スタッフエッセイ 2008年8月

非暴力と平和を願う〜その2

西 順子

 前回のエッセイで書いたが、今年、研究所で取り組んできたテーマは「世代を超えて受け継ぐもの」。この7月には、IMAGIN21による「地獄のDECEMBER〜哀しみの南京」を観劇し、ドラマセラピストのアルマンド・ボルカスさんによるプレイバックシアター「こころとからだで考える歴史のトラウマ」とワークショップ「アジアの若い世代が継承する戦争体験」に参加させていただいた。以前から参加するのを楽しみにしていたが(どんなふうに自分が感じるのかと)、思っていた以上に、心の奥深くに触れる、密度の濃い四日間だった。
 特に最後の二日間のワークショップが終わった時、心の奥深くが満たされたような、これまでにないものを味わっていた。これをどういう言葉で表現したらいいのかと思ったが、一番ぴったりときたのは「癒し」という言葉だった。魂が癒されるというのはこういうことをいうのだろうか。自分に対して、人に対して、人間に対して「優しい」気持ちになれる自分がいることに気づいた。癒し、それを体験できたのも、この四日間で、人間の心の闇に触れることができたからであろうか。

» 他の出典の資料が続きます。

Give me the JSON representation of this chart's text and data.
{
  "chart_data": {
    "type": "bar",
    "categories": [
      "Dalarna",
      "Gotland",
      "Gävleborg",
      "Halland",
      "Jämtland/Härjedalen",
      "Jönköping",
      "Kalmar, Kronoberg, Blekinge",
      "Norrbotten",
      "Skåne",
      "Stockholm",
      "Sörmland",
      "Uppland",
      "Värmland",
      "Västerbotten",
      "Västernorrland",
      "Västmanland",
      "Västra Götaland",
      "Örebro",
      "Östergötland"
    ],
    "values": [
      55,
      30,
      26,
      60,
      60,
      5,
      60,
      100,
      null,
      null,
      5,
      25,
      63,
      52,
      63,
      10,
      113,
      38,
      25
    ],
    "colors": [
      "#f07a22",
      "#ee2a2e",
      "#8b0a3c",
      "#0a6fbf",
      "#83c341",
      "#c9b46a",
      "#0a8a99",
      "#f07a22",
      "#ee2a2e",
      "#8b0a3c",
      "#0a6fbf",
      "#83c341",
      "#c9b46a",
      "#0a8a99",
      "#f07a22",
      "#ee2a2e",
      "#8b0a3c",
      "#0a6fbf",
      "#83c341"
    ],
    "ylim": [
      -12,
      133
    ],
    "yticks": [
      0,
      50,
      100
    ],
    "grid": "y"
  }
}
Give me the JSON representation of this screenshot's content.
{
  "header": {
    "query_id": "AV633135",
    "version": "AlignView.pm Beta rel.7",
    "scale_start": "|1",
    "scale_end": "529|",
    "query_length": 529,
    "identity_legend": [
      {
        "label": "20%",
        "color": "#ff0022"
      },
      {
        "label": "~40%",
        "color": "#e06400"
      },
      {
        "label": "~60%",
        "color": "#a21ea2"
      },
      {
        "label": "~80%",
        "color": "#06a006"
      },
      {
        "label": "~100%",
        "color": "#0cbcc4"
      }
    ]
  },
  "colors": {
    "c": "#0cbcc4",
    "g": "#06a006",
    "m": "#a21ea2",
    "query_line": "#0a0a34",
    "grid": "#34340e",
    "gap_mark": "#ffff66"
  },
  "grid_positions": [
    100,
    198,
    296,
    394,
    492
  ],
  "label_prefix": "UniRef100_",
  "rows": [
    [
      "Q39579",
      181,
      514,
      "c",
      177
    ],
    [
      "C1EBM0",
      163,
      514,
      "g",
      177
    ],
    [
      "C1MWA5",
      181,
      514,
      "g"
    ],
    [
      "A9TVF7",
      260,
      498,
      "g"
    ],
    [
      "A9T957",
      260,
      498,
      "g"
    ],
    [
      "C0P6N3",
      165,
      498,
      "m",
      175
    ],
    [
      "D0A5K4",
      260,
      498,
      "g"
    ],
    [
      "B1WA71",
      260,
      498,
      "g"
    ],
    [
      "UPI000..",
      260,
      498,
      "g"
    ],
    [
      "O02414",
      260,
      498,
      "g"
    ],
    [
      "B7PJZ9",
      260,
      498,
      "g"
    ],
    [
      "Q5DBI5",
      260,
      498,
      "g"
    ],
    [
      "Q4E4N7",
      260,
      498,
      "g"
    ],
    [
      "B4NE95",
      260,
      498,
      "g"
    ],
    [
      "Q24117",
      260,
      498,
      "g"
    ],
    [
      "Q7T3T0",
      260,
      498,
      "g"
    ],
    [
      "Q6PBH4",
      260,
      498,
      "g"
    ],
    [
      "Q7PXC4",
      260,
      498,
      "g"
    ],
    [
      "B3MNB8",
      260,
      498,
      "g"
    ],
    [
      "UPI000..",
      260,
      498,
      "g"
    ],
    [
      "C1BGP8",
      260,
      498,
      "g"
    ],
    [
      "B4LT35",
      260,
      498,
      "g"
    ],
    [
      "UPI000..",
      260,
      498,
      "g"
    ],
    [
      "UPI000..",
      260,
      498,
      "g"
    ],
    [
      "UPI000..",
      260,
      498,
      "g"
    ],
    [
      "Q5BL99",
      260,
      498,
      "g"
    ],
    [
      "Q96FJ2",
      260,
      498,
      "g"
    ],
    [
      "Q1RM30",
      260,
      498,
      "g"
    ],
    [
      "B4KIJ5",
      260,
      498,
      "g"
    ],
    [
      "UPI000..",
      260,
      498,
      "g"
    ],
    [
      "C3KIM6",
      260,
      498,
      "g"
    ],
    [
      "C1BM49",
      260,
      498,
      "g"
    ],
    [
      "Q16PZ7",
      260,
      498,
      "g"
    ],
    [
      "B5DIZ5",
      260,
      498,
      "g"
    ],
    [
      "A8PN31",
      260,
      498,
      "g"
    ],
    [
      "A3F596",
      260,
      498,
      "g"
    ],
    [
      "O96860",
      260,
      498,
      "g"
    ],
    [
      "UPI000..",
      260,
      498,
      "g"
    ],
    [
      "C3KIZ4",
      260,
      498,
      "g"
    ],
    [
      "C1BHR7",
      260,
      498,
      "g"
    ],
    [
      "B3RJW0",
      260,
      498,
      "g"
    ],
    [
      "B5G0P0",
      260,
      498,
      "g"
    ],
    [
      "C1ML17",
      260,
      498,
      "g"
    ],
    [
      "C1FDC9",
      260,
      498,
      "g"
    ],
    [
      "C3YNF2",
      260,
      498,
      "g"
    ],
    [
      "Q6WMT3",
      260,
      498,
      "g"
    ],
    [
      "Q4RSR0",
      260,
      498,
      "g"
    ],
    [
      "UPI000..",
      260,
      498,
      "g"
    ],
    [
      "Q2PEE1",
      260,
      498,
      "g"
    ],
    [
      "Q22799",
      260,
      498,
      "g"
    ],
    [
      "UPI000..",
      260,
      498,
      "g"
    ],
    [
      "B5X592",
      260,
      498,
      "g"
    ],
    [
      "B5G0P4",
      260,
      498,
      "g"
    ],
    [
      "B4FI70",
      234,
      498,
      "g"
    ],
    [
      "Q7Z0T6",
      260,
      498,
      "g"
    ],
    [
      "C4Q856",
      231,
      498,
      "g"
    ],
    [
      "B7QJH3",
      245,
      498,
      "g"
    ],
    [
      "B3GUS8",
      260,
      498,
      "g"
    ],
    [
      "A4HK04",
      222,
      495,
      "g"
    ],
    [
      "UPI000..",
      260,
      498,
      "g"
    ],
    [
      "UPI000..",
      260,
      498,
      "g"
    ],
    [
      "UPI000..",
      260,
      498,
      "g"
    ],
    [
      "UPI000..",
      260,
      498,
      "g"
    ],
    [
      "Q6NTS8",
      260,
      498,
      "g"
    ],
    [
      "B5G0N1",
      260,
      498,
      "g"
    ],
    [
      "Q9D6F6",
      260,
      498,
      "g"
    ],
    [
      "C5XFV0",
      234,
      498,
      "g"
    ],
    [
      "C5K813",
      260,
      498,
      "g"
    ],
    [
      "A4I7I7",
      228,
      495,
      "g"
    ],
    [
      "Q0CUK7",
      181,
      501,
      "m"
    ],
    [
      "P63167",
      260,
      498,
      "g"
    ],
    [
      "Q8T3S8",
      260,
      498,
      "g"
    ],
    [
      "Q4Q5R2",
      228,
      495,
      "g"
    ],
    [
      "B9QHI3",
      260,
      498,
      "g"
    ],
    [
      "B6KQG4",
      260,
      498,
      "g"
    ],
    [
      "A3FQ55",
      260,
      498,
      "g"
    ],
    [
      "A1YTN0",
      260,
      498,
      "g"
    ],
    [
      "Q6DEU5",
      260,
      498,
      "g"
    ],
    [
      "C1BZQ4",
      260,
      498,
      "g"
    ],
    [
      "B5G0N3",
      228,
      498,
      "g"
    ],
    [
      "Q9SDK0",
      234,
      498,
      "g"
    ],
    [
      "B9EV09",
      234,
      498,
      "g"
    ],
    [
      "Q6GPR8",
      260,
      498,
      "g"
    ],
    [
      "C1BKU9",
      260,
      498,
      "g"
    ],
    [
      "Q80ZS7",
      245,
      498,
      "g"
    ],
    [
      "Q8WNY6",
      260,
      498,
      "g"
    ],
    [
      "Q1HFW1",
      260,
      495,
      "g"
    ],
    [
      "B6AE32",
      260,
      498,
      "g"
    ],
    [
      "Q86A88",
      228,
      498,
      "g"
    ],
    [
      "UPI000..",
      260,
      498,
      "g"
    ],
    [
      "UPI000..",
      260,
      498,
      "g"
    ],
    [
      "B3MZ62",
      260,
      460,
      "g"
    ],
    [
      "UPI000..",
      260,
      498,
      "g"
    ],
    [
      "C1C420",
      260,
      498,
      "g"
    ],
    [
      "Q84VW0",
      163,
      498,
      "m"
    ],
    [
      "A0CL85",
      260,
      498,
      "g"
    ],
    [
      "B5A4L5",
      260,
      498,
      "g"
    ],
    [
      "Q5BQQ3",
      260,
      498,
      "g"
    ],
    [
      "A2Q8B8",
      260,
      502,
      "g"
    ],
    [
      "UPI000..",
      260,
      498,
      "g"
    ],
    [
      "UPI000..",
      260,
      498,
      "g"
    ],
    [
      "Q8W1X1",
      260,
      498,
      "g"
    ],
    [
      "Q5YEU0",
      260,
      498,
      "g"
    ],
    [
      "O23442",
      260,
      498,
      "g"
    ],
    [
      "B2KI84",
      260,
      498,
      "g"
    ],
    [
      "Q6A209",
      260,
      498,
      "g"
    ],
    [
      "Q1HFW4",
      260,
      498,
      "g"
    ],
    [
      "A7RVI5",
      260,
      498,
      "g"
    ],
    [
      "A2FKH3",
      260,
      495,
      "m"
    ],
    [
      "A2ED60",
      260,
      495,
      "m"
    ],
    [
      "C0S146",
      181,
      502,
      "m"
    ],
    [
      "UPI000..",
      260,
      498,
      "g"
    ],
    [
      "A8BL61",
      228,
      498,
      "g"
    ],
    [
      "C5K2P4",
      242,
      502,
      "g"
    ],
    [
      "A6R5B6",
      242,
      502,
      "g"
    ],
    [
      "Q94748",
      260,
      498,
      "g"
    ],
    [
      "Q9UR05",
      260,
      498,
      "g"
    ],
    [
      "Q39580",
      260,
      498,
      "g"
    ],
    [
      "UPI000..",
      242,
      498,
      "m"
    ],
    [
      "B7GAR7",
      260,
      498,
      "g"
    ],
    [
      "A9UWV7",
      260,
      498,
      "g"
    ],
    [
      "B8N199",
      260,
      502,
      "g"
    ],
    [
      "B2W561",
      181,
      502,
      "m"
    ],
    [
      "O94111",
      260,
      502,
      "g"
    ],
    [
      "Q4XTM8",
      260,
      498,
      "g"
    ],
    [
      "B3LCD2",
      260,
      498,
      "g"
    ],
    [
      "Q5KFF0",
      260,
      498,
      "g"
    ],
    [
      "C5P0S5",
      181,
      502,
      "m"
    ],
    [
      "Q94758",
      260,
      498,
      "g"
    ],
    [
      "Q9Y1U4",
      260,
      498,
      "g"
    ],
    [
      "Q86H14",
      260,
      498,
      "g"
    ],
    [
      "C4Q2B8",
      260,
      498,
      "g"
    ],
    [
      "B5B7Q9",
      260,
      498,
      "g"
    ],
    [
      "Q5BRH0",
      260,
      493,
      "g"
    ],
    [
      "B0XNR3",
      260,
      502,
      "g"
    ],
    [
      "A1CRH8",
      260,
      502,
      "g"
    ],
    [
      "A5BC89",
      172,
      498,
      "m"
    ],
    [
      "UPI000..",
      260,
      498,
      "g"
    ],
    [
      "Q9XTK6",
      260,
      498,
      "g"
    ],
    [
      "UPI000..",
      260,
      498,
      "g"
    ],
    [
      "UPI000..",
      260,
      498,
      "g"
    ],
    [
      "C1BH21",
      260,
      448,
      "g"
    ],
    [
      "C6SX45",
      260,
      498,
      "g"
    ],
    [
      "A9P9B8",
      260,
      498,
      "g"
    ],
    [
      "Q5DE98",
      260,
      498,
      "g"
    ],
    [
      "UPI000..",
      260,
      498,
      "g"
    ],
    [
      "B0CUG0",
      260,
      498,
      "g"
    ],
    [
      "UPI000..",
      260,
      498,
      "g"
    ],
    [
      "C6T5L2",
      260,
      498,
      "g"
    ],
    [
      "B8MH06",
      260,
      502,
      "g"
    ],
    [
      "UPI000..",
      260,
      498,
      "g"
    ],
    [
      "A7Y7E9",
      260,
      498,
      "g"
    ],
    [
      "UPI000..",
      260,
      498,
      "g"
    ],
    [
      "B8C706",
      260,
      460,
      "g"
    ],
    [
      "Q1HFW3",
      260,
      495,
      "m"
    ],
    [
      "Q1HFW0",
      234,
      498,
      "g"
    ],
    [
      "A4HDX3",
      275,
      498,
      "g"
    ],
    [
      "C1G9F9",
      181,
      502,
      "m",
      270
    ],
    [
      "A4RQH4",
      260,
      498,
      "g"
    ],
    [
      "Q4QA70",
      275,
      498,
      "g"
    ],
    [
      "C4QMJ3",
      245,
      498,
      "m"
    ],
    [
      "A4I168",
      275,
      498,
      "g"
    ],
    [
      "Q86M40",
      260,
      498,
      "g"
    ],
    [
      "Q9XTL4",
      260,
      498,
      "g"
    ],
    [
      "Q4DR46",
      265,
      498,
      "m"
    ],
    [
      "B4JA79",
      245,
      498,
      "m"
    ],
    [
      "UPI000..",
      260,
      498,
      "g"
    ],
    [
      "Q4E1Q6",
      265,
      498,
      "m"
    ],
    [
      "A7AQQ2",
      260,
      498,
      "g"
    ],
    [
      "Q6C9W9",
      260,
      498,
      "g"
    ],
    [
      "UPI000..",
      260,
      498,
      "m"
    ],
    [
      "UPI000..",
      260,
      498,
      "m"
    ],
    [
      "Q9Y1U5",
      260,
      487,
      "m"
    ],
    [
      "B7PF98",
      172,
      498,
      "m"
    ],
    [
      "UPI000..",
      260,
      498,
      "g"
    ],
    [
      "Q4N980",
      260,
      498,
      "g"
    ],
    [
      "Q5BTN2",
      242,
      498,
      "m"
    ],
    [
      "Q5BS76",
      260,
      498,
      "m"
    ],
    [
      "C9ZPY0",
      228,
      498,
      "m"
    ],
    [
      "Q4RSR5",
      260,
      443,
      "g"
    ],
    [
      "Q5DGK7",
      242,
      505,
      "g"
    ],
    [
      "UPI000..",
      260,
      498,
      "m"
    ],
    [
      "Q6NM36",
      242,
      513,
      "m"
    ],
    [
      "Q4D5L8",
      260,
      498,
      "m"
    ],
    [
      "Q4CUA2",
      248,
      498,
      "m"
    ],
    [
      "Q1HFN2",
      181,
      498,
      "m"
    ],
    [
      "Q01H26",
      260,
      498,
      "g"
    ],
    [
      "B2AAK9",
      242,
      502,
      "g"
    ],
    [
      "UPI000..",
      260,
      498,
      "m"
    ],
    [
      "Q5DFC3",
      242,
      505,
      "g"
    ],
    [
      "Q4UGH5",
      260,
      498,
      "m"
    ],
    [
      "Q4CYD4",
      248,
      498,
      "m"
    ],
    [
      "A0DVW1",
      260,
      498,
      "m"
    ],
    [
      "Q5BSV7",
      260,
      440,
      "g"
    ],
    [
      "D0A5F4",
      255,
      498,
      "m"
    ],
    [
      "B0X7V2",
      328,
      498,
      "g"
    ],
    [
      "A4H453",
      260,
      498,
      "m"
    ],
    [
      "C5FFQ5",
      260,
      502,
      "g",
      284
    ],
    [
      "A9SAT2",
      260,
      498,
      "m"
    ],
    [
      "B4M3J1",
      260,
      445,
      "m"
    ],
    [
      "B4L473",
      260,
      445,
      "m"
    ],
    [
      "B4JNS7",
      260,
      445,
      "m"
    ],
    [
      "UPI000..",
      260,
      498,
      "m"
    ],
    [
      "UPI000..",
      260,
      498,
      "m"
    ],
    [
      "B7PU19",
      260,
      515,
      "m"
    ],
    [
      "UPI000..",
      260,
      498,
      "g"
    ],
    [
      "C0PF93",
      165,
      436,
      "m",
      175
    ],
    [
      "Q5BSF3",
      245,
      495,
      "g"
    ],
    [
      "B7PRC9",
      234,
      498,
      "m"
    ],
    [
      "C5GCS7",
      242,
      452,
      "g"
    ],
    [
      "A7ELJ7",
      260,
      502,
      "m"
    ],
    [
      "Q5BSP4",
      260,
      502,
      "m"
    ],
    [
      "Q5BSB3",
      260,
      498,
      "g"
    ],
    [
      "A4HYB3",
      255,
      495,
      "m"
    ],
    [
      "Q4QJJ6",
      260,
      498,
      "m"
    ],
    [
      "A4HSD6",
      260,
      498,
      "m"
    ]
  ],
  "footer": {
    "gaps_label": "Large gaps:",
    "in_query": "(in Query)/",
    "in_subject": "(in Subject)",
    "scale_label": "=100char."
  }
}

 これまで、研究所主催のグループも含めて、さまざまなグループに参加してきたが、グループで体験を語り合う中で、女性として、かつての子どもとして、「普遍性」を体験することができた。それは、「私だけじゃない、自分一人ではない」という体験である。しかし、今回の催しでは、私個人というより、家族として、普遍性を体験させてもらうことができた。私自身は、祖父母から戦争体験を聞くことはなく、父母からもほとんど聞くことはなかったため、戦争を身近なこととして実感することなくきてしまったが、今回の催しを通して、根っこのところでつながっているのだと感じられ、私の家族の歴史をも、全体の歴史の文脈に位置づけることができた。家族が孤立するのではなく、社会のつながりのなかに位置づけられるのだと思うと、とても安堵するような気持ちになった。
 つながりを感じることができたのには、ドラマという手法を用いて、からだ=五感を通して表現されていたからだと思う。ドイツで、アジアで、日本で、それぞれの家族が戦争による苦悩と悲しみを背負っていることを「人」を通して知ったが、それぞれの体験は違うものの、苦しみ、痛み、悲しみは、底でつながっているということを、ドラマの表現を通して感じさせてもらった。それは感情が伝わる体験だった。また、家族が背負った戦争のトラウマを自ら引き受けて、受け継ごうとしている方々の勇気と希望に向かう気持ちが、心にすっと染み渡り、敬意と尊敬の気持ちを感じさせていただいた。
 四日間での人と出会い、心とからだで感じた戦争体験を伝えて下さった方々に、感謝の気持ちである。

 もうすぐ終戦記念日を迎える。自分なりに過去の歴史と向き合い、家族とも戦争と平和について話し合う機会を持ちたい。自分が体験して感じさせてもらったことを、次世代の子ども達にも伝えていかなければと思う。